You might suggest to me that I try this find-a-date-strategy with Facebook, but whenever I’m looking for someone to go somewhere with me, I usually only hear from the crickets. I guess trying to get a partner to help with my detective work sounds too dangerous. Or maybe it’s the mention of wearing disguises that really puts people off. So instead I’ve learned a better strategy is to post “first person to invite me to dinner gets $100!” Because then not only do you attract the go-getters, but your date is guaranteed to have some cash too.
At this point, we’ve all eaten one breadstick and there’s one remaining in the basket. I look up at Jess and observe her behavior for a while. I look back at the lone breadstick and regard it with the feelings one usually has towards a solar eclipse. See, every other time I’ve been at the Olive Garden, Jess will make sure all the breadsticks make it onto plates immediately, so that way when the server comes by she can ask for more. I was mortified at her 25th birthday dinner, because I think she asked for 8 breadstick basket refills that night.
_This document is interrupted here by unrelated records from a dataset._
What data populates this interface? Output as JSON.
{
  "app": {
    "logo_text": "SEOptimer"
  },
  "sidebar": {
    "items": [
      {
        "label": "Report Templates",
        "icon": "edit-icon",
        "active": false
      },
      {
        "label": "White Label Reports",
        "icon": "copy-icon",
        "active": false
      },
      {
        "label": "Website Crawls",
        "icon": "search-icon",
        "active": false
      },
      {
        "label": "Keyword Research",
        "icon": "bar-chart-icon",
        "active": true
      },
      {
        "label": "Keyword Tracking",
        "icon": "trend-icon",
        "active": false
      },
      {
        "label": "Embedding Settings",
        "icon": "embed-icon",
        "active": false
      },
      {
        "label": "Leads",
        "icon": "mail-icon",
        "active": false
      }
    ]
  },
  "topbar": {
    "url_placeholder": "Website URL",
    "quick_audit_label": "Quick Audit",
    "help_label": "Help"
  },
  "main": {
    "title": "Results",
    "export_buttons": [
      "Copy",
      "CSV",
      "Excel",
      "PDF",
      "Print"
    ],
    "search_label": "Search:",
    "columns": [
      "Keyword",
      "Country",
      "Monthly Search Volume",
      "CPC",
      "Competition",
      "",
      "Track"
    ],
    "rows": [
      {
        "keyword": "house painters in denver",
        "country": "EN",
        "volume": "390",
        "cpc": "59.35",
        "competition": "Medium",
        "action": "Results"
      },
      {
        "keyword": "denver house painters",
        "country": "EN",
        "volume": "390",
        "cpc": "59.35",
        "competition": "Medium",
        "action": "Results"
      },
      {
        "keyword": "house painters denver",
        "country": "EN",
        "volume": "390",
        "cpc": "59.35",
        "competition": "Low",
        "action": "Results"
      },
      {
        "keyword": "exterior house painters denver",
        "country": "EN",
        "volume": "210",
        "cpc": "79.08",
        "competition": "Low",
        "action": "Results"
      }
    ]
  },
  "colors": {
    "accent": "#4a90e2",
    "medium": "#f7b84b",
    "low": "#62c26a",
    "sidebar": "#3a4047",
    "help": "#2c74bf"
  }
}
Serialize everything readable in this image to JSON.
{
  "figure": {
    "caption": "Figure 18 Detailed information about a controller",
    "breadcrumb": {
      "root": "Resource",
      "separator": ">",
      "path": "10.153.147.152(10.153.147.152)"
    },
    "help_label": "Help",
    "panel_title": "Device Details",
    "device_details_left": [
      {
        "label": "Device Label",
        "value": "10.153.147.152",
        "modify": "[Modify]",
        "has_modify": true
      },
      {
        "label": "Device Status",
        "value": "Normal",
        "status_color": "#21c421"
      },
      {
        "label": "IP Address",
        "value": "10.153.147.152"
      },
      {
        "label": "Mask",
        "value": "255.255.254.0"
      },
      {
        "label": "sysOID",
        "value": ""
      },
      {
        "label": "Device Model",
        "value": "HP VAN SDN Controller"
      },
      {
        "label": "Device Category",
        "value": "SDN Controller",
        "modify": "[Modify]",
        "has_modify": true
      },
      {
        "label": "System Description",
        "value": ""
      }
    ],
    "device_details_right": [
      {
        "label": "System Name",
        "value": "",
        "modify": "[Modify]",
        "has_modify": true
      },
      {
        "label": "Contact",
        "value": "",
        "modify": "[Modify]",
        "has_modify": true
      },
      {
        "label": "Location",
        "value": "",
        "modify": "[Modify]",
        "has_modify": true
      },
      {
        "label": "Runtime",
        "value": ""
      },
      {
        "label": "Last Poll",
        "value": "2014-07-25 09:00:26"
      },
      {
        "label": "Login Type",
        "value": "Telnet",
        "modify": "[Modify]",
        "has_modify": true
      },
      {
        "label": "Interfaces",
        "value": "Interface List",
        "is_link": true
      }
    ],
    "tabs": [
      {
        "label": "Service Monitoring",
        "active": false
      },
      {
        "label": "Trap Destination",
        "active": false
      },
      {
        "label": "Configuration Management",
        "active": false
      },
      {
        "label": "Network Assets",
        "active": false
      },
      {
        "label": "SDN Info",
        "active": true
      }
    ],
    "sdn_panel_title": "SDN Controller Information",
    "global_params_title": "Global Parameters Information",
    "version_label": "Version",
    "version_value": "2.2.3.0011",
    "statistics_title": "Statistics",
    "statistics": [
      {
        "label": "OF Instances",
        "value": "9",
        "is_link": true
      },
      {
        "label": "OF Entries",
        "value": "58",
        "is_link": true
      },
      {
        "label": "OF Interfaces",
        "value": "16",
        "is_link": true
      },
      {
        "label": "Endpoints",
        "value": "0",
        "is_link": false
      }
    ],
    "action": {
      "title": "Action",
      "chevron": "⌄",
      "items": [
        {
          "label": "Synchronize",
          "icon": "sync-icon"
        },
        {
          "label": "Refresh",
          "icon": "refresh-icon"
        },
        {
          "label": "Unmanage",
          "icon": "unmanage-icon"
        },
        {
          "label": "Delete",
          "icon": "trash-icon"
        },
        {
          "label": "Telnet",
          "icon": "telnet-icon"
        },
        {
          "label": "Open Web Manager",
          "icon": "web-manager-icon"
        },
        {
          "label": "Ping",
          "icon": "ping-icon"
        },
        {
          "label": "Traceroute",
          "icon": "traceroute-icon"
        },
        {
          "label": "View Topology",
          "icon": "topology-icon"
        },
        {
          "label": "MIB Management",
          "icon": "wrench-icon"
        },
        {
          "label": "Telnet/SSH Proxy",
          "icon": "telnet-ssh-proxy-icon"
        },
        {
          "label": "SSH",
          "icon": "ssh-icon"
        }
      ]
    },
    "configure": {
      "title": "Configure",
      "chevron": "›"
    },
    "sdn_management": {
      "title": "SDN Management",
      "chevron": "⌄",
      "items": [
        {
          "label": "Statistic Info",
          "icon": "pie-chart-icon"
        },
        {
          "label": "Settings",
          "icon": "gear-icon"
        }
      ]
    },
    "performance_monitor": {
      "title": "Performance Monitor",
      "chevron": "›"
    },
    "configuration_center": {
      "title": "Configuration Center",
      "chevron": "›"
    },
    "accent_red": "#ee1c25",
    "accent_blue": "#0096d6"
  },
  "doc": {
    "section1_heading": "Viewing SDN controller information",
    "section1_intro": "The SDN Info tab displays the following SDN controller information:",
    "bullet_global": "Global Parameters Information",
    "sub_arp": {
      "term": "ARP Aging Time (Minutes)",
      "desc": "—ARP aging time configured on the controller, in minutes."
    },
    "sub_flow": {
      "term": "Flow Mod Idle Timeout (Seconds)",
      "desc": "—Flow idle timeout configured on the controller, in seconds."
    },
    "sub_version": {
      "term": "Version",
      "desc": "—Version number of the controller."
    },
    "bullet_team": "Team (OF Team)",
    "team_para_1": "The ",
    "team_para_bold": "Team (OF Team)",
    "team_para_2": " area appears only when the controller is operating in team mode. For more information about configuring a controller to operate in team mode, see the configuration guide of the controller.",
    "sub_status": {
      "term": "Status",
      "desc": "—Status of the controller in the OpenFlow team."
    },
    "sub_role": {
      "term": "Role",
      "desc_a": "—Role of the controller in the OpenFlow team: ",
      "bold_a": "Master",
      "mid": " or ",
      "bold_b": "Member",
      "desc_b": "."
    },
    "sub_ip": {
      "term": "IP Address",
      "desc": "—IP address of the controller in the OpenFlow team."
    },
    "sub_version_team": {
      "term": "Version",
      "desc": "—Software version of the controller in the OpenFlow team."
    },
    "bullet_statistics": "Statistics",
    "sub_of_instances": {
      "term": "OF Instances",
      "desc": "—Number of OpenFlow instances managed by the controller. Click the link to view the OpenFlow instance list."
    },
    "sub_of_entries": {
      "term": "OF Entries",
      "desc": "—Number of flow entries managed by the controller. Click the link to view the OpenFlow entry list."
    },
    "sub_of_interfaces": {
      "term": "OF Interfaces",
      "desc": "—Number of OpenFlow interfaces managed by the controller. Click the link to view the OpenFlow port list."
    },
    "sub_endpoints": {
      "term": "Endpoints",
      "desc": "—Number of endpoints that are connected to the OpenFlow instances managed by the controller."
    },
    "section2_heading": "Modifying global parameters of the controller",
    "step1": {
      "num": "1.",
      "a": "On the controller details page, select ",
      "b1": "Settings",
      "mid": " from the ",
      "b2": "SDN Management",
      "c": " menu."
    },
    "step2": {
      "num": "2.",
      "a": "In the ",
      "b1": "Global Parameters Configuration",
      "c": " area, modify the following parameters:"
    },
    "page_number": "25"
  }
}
After that evening, the Olive Garden manager considered starting a policy where people get their wrists Xed out if they’ve had too many breadsticks. But then my sister started an Occupy Olive Garden movement, where she encouraged all the patrons to stay as long as they could, peacefully ordering breadstick refills.
Despite my sisters attempt to embarrass me completely, I’m in a good mood. I start to joke around, but then pretty soon the joke becomes a serious plan.
“You know. I could order some more pasta for you, and you could order a bowl of minestrone for me, and then we could eat each other’s food.” Because I mean really. Does it make sense to you? Should I eat three pounds of pasta, salad, and breadsticks, when instead I could eat a bowl of pasta, a bowl of soup, salad, and breadsticks? Either way, Olive Garden is out the same amount of food. It’s just different people would eat it. But rule breaking must be done discreetly. I slide a few noodles onto Jessy’s breadstick plate, telling her to eat them immediately, then I’ll give her more.
It’s kind of like feeding a toddler, really. Only you have to do it when no one is watching.
“We should keep ordering bowls and bowls of pasta, then we can both take some home and I can have enough to last until I am gainfully employed again**.”
My mother interjects. “They only bring you one bowl at a time, so you can only ever leave with one bowl.” Such a realist.
“Then this is what we do. Mom, you keep ordering more fettuccine, and we’ll dump it all into my bowl,” I break into laughter. I usually laugh the most at my own jokes, which apparently is a really annoying attribute. “Then we’ll get a mountain of pasta this high,” I raise my hand up to the hanging lamp, “and I’ll just be sitting here, eating pasta and acting like nothing happened. Then we ask for a to-go container.”
Only we didn’t carry out our brilliant plan. Instead I had a few bites of Jessy’s third bowl of soup, and she had a few bites of my second dish of pasta, and we asked for just one more basket of breadsticks. No one left with Mount Fettuccine. Also, no one left with a date either.

*Actually, I’m pretty sure his livelihood was dairy cows, not just the cheese.      
**Don’t worry. I have a savings account and can afford to buy groceries.